Als der rote „Oni“ die Augen aufschlug, war er überaus dankbar für seine Rettung. Er schien nicht zu wissen, dass er Teil einer Geschichte war (wohl aber, dass sein Kampf mit dem blauen „Oni“ nur gespielt sein sollte), und die Abenteurer wählten deshalb ihre Worte mit Bedacht. Seitdem der rote „Oni“ begonnen hatte, seine Hilfe anzubieten, war er dreimal von Sterblichen angegriffen worden. Beim dritten Mal war er vergiftet worden. Der „Oni“ war gerne bereit, dem Plan der Abenteurer eine Chance zu geben. Akira und Ren brachen in die Stadt auf. Sie informierten den Fürstenhof, dass sie den rechten Streiter mit Hilfe des Onmyōji Hajime, den sie lauthals lobten, gefunden hatten. Die Hintergründe behielten sie für sich. Suguri Goro ließ sich rasch überzeugen – ein Oni als Helfer war ihm allemal lieber als ein Angehöriger eines verfeindeten Clans. Er versprach, amtliche Zeugen mitzuschicken, die eventuelle Zwischenfälle vermeiden sollten. Im Falle des Sieges wollte der Fürst den „auserwählten Streiter“ angemessen würdigen. Auch der Priester Undo schloss sich an. Begleitet von einer wachsenden Menschenmenge machten sich Ren und Akira auf den Weg. Sie stießen zum Rest der Gruppe und dem roten „Oni“, denen sich das Quirin angeschlossen hatte. Dessen Gegenwart tat das Ihre, um die Sterblichen von unbedachten Taten abzuhalten. Es war klar, dass dem Tier die Menschenmenge unangenehm war, doch schritt es tapfer voran. Besonders Akira sah es als große Ehre, mit einem solchen Wesen ein Stück Weges zu ziehen und es gar berühren zu dürfen.

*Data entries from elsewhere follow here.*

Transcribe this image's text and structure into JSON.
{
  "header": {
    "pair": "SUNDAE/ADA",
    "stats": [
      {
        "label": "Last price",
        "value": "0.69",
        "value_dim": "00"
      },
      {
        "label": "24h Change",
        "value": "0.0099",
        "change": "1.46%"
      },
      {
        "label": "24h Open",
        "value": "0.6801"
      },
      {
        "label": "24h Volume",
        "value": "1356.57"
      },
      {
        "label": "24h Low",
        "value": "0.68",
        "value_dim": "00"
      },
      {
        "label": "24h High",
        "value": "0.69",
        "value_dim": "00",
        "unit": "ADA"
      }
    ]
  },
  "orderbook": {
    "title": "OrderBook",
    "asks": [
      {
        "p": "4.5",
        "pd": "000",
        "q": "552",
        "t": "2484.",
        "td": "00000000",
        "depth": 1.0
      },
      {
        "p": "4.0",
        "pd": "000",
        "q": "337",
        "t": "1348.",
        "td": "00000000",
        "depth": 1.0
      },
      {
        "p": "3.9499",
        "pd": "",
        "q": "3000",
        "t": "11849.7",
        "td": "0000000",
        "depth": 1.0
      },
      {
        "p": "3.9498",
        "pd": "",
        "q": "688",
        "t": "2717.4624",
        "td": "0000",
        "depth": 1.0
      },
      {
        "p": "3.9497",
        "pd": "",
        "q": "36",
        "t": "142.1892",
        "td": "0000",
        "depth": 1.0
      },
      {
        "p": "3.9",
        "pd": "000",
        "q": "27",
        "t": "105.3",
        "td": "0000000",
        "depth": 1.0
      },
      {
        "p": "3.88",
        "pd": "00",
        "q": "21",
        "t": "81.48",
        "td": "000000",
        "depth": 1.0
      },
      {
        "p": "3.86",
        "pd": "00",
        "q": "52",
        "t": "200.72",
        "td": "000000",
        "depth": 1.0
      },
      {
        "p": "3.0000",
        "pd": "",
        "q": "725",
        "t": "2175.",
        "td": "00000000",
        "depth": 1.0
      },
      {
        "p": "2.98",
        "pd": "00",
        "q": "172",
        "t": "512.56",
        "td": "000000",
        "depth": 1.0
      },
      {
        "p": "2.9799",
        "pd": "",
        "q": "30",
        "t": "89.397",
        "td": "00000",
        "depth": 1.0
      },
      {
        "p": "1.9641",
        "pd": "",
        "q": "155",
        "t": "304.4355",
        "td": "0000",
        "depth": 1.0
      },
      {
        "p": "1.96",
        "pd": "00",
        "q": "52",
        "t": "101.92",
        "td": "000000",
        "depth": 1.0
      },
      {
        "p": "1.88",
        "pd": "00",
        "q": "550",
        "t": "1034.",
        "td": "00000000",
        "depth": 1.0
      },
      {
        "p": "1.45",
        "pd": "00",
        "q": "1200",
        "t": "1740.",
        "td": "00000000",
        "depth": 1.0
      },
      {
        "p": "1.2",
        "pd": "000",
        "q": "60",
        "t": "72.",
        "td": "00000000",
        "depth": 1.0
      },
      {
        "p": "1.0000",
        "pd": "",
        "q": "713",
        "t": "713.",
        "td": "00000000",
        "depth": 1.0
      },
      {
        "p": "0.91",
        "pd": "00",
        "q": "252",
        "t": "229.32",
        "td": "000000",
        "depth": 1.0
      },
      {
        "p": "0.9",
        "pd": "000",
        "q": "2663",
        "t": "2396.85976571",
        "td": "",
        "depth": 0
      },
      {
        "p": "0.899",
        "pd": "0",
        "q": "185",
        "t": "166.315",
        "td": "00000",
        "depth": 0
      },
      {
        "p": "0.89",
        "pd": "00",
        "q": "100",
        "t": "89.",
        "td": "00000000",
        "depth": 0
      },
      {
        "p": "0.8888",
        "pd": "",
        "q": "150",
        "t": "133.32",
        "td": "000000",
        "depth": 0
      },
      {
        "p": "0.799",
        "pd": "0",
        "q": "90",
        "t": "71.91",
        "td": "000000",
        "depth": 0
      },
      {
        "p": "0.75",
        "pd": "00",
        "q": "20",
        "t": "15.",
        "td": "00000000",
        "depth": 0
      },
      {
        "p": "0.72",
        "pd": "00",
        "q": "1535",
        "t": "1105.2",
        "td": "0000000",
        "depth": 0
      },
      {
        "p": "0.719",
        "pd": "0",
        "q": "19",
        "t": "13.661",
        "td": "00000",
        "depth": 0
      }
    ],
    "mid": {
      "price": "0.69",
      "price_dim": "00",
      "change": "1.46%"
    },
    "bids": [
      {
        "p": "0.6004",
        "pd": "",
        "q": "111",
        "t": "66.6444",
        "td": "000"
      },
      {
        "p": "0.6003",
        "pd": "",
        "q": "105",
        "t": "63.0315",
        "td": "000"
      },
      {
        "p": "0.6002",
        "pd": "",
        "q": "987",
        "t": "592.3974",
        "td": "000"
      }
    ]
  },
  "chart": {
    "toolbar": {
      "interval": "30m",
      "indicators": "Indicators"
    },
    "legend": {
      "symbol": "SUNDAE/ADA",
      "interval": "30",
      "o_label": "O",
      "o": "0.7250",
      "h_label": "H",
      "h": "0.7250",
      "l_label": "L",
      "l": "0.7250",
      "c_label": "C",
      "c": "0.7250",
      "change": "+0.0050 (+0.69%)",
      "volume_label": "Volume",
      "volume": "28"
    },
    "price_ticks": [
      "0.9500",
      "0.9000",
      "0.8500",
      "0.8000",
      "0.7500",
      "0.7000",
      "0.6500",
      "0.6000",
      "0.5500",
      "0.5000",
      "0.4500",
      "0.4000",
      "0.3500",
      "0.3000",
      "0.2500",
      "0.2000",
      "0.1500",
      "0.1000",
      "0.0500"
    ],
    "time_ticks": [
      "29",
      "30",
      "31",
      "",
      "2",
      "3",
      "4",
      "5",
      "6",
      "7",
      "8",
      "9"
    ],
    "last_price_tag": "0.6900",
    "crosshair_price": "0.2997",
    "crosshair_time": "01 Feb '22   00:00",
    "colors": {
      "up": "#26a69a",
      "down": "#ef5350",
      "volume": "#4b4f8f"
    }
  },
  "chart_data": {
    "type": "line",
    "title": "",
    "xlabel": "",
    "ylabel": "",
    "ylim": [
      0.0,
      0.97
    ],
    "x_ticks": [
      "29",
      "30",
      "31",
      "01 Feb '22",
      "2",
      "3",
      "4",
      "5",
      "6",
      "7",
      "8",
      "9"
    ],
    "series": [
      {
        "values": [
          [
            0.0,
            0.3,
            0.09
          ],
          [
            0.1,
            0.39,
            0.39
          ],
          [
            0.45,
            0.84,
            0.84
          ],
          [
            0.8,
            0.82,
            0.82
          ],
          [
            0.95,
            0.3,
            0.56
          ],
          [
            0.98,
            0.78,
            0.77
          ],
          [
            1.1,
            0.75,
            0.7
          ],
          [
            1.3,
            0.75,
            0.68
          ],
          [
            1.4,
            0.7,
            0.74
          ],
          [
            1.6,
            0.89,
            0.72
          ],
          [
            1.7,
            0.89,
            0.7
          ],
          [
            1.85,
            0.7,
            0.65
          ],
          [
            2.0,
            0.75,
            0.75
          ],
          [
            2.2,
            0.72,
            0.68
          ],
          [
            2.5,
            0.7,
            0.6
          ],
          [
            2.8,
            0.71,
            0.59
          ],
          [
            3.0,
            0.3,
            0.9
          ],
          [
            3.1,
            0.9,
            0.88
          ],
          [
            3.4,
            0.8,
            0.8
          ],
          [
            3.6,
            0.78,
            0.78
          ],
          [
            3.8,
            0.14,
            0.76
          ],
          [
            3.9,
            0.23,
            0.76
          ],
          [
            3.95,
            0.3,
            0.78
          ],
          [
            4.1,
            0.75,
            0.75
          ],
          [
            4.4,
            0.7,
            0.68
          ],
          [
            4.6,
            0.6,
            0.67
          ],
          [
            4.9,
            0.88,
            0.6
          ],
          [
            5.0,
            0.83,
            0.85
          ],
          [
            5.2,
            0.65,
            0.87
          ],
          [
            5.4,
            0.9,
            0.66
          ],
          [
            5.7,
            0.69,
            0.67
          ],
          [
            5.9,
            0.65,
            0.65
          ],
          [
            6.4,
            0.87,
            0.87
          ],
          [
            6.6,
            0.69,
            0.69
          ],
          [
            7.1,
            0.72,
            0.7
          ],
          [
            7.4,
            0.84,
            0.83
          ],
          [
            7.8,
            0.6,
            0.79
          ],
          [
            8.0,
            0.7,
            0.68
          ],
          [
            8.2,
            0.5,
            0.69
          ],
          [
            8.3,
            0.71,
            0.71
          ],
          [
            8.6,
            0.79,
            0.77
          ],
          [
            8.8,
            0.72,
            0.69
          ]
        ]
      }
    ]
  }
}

Bald schon traf die Gruppe auf den blauen „Oni“. Die beiden Streiter tauschten Herausforderungen und Verwünschungen, dann sprachen die Waffen. Die Keulenhiebe des deutlich größeren blauen „Oni“ verwüsteten den Wald, doch sein roter Gegner hielt stand. Auch wenn der Kampf nur gespielt war, war es ein beeindruckendes Schauspiel. Schließlich ergriff der blaue „Oni“ die Flucht. Wie geplant avancierte sein Bezwinger zum Helden. Auch die Abenteurer hatten sich Ansehen verdient. Wie ihnen Hajime mitteilte, bestand die Möglichkeit, den roten „Oni“ – der unter den Menschen den Namen Benkei erhalten hatte – für einige Zeit in den Dienst einer Sache oder Person zu binden. Ren und Akira waren sich uneins: Der Schwertalb hätte Benkei gerne als Verbündeten für den Klan Ranku gewonnen, Ren hingegen als Streiter für Prinzessin Yi. Beide wollten indes nicht streiten, und hatten auch Skrupel, den „Oni“ in die Belange der Sterblichen einzubinden. So erbaten sie sich nur die Möglichkeit, in einmal in der Stunde größter Not zu Hilfe rufen zu können, was ihnen Hajime mit Hilfe eines Papiertalismans auch ermöglichte.